Enam Pernyataan Sikap FPI GNPF-U dan PA 212 Terkait Penggusuran Paksa Warga Kampung Tua di Pulau Rempang

Jakarta – Front Persaudaraan Islam (FPI) bersama Gerakan Nasional Pengawal Fatwa Ulama (GNPF-U) juga Persaudaraan Alumni 212 ( PA 212) menyoroti peristiwa tragedi penggusuran paksa terhadap warga Kampung Tua di Pulau Rempang, Batam yang rencananya akan dilakukan pembangunan Rempang Eco City hasil kerjasama
investasi antara grup Xinyi dari Cina dan PT Makmur Elok Graha yang merupakan anak usaha dari grup Artha Graha yang diklaim memegang konsesi lahan semenjak 2004.

Dimana dalam prosesnya, penggusuran terhadap warga rempang menimbulkan aksi penolakan dan terjadinya bentrok antara aparat kepolisian dan warga di Pulau Rempang, Batam, pada Senin (11/9/2023).

Dalam pernyataan sikap bersama, FPI, GNPF-U dan PA 212 menilai bahwa Pulau Rempang yang secara administrasi berada
pada Kecamatan Galang, terdapat dua Kelurahan yakni Rempang Cate dan Sembulang, telah wujud Kampung Tua yang disebut semenjak 1834 dan ditetapkan oleh Pemerintah Kota (Pemkot) Batam melalui Surat Keputusan Walikota Batam Nomor: KPTS. 105/HK/III/2004, sebagai wilayah Kampung Tua yang wajib dilindungi dan dilestarikan sebagai bentuk mempertahankan nilai-nilai budaya Masyarakat Asli Batam
sehingga tidak direkomendasikan untuk diberikan Hak Pengelolaan.

Hal mana juga diakui lewat Perda Nomor 2 Tahun 2004 tentang Rencana Tata Ruang Wilayah (RTRW) Kota Batam pada pasal 21.

“Akan tetapi pada tahun 2023, setelah mahakarya rezim berkuasa UU Omni Bus Law Ciptaker dipaksakan segera berlaku lewat Perppu dan setelah MoU Cheng Du Juli lalu, Pemerintah Pusat lewat Permenko Bidang Perekonomian RI Nomor 7 Tahun 2023 tentang Perubahan Ketiga Atas Peraturan Menteri Koordinator Bidang Perekonomian RI Nomor 7 Tahun 2021 tentang Perubahan Daftar Proyek Strategis Nasional, memasukan Proyek Rempang Eco City sebagai Proyek Strategis Nasional serta memasukan wilayah lahan Kampung Tua di Pulau Rempang sebagai bagian dari lahan Rempang Eco City,”tulis FPI, GNPF-U dan PA 212 dalam Pernyataan Sikap Bersama yang di terima CIN, Jumat (15/9/2023).
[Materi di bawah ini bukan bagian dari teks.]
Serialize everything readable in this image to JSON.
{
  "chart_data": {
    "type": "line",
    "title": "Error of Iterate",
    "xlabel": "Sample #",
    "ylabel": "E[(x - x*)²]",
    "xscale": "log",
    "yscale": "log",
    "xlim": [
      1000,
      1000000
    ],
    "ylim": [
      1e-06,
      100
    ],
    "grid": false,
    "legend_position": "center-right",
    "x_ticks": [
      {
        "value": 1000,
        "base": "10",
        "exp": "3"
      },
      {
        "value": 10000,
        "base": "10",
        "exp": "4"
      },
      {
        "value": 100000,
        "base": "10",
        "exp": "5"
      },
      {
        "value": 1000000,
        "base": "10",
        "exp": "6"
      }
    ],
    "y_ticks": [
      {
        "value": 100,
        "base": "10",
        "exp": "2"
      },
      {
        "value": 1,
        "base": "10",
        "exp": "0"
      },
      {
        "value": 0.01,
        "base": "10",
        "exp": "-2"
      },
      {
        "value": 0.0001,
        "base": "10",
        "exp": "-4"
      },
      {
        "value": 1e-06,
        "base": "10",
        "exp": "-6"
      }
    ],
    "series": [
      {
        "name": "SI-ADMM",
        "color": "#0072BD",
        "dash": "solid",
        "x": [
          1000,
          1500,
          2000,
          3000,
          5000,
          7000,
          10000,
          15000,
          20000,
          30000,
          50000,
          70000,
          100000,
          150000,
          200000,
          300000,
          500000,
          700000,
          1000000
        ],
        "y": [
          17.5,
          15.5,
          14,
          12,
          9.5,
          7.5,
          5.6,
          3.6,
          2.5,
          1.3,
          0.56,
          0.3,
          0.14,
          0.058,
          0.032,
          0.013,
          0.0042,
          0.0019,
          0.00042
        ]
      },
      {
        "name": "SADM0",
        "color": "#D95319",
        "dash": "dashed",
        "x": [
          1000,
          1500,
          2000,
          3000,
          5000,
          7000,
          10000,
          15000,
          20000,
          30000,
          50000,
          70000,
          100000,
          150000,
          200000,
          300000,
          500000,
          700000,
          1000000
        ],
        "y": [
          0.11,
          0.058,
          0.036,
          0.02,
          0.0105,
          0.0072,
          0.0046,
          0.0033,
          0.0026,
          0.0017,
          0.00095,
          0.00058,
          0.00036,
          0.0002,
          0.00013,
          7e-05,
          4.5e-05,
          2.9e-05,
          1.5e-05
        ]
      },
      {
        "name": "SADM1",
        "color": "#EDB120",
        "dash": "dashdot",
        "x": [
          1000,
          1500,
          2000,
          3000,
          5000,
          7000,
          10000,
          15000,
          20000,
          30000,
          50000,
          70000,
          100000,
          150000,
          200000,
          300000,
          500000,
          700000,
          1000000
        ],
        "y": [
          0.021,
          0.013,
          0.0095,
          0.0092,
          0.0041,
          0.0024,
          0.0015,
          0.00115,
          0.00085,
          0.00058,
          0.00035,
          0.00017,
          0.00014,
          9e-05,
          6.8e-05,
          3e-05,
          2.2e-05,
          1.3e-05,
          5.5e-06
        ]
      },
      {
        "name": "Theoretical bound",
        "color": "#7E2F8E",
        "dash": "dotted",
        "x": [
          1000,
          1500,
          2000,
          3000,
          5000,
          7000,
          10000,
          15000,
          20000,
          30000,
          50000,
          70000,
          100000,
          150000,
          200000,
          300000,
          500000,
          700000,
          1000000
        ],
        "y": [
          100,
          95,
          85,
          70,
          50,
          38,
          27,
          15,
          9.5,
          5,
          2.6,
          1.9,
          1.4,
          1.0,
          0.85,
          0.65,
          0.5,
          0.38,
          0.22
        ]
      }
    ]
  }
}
Terdapat enam sikap yang disampaikan FPI, GNPF-U dan PA 212.

Pernyataan sikap pertama FPI, GNPF-U dan PA 212 menyatakan bahwa Proyek Rempang Eco City yang menggusur paksa dan mengusir penduduk asli Kampung Tua di Kelurahan Rempang Cate dan Sembulang, yang merupakan proyek hasil Kawin Silang UU Omnibus Law Ciptaker Maha Karya Rezim berkuasa dan MoU Cheng Du, adalah bentuk nyata Pelanggaran Hak Asasi Manusia lewat perampasan hak Ekonomi, Sosial dan Budaya dari Penduduk Asli Kampung Tua Pulau Rempang;

Kedua, Tragedi Kemanusiaan di Rempang adalah PELANGGARAN NYATA terhadap tujuan bernegara
sebagaimana termaktub dalam Pembukaan Konstitusi UUD 1945 yakni, melindungi segenap bangsa Indonesia dan seluruh tumpah darah Indonesia memajukan kesejahteraan umum, serta
mencerdaskan kehidupan bangsa;

Ketiga, Menuntut Pemerintah Pusat untuk menghormati hak penduduk asli Kampung Tua Pulau Rempang dengan menghentikan Proyek Rempang Eco City serta dicabut dari Proyek Strategis Nasional;

Keempat, Menuntut kepada Kapolri agar warga peserta aksi penolakan terhadap penggusuran paksa Kampung Tua Pulau Rempang agar dibebaskan dari tahanan;

Kelima, Menuntut Kapolri dan Panglima TNI untuk bersikap humanis, menarik mundur pasukan serta mencopot Kapolda Riau, Kapolsek Barelang dan Komandan TNI AL Batam yang terlibat dalam kekerasan fisik terhadap masyarakat sipil;

Terakhir, Menyerukan kepada seluruh rakyat agar bersatu padu tegakkan amanat Konstitusi UUD 1945.